Thomas
Sowell sums up our frustration with conservative leaders who can't communicate a simple point to save their lives:
When the government was shut down during the Clinton administration, Republican leaders who went on television to tell their side of the story talked about “OMB numbers” versus “CBO numbers”—as if most people beyond the Beltway knew what these abbreviations meant or why the statistics in question were relevant to the shutdown. Why talk to them in Beltway-speak?
When Speaker Boehner today goes around talking about the “CR,” that is just more of the same thinking—or lack of thinking. Policy wonks inside the Beltway know that he is talking about the continuing resolution that authorizes the existing level of government spending to continue, pending a new budget agreement.

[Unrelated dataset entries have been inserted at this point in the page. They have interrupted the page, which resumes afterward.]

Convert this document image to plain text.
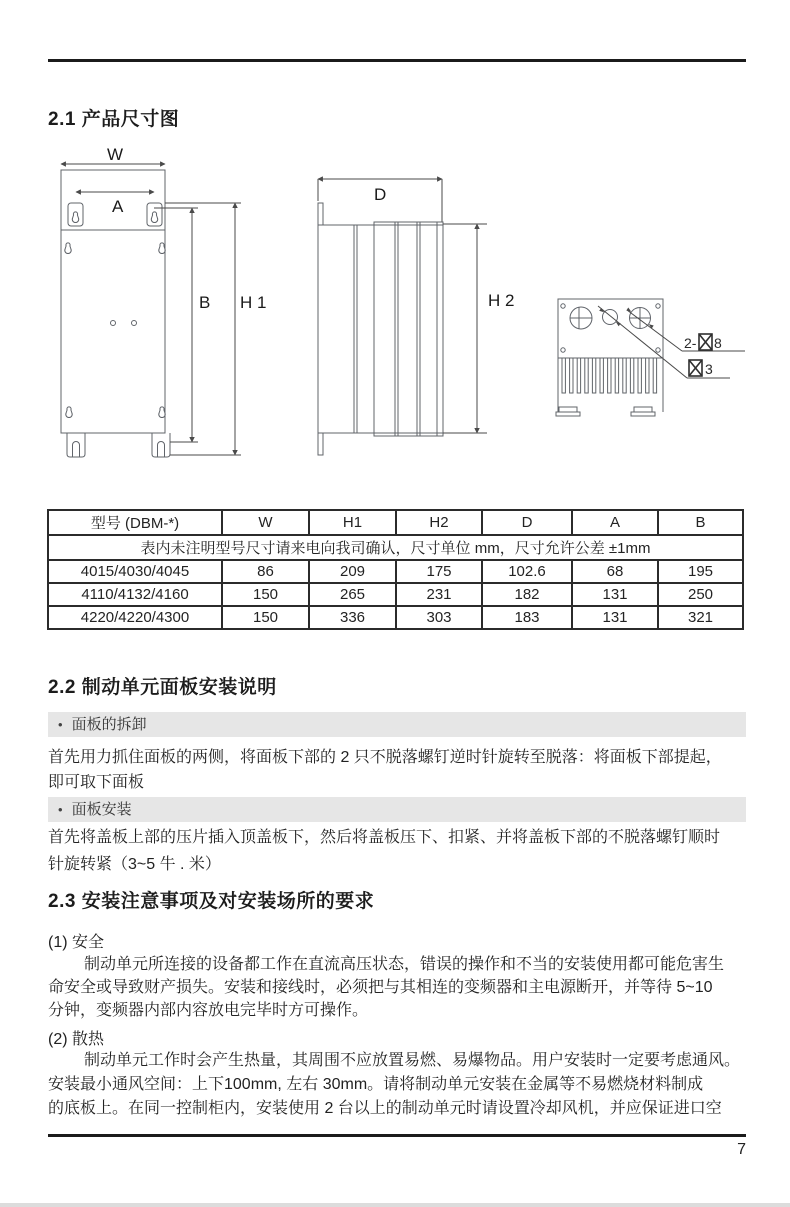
2.1 产品尺寸图
W
A
B H 1
D
H 2
2- 8
3
型号 (DBM-*)	W	H1	H2	D	A	B
表内未注明型号尺寸请来电向我司确认，尺寸单位 mm，尺寸允许公差 ±1mm						
4015/4030/4045	86	209	175	102.6	68	195
4110/4132/4160	150	265	231	182	131	250
4220/4220/4300	150	336	303	183	131	321
2.2 制动单元面板安装说明
• 面板的拆卸
首先用力抓住面板的两侧，将面板下部的 2 只不脱落螺钉逆时针旋转至脱落：将面板下部提起，
即可取下面板
• 面板安装
首先将盖板上部的压片插入顶盖板下，然后将盖板压下、扣紧、并将盖板下部的不脱落螺钉顺时
针旋转紧（3~5 牛 . 米）
2.3 安装注意事项及对安装场所的要求
(1) 安全
制动单元所连接的设备都工作在直流高压状态，错误的操作和不当的安装使用都可能危害生
命安全或导致财产损失。安装和接线时，必须把与其相连的变频器和主电源断开，并等待 5~10
分钟，变频器内部内容放电完毕时方可操作。
(2) 散热
制动单元工作时会产生热量，其周围不应放置易燃、易爆物品。用户安装时一定要考虑通风。
安装最小通风空间：上下100mm, 左右 30mm。请将制动单元安装在金属等不易燃烧材料制成
的底板上。在同一控制柜内，安装使用 2 台以上的制动单元时请设置冷却风机，并应保证进口空
7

I've worked with way too many lawyers like this: addicted to meaningless acronyms. Would it kill Boehner to get in the habit of calling it a "blank check" instead of a clean CR?
1 comment:
This tends to happen with people who live in a closed universe and interact only with people inside that same universe. People in certain companies with a high market share, for example, tend to talk in acronyms and phrases which are meaningful to other employees and to long-time customers, but are gobbledygook to prospects and industry members outside the circle. Such behavior does not portend a bright future.
Republican politicians are generally speaking terrible marketeers. Romney improved a little bit from what he had been doing earlier, but he still talked too much like a PowerPoint presentation, and not a very good one.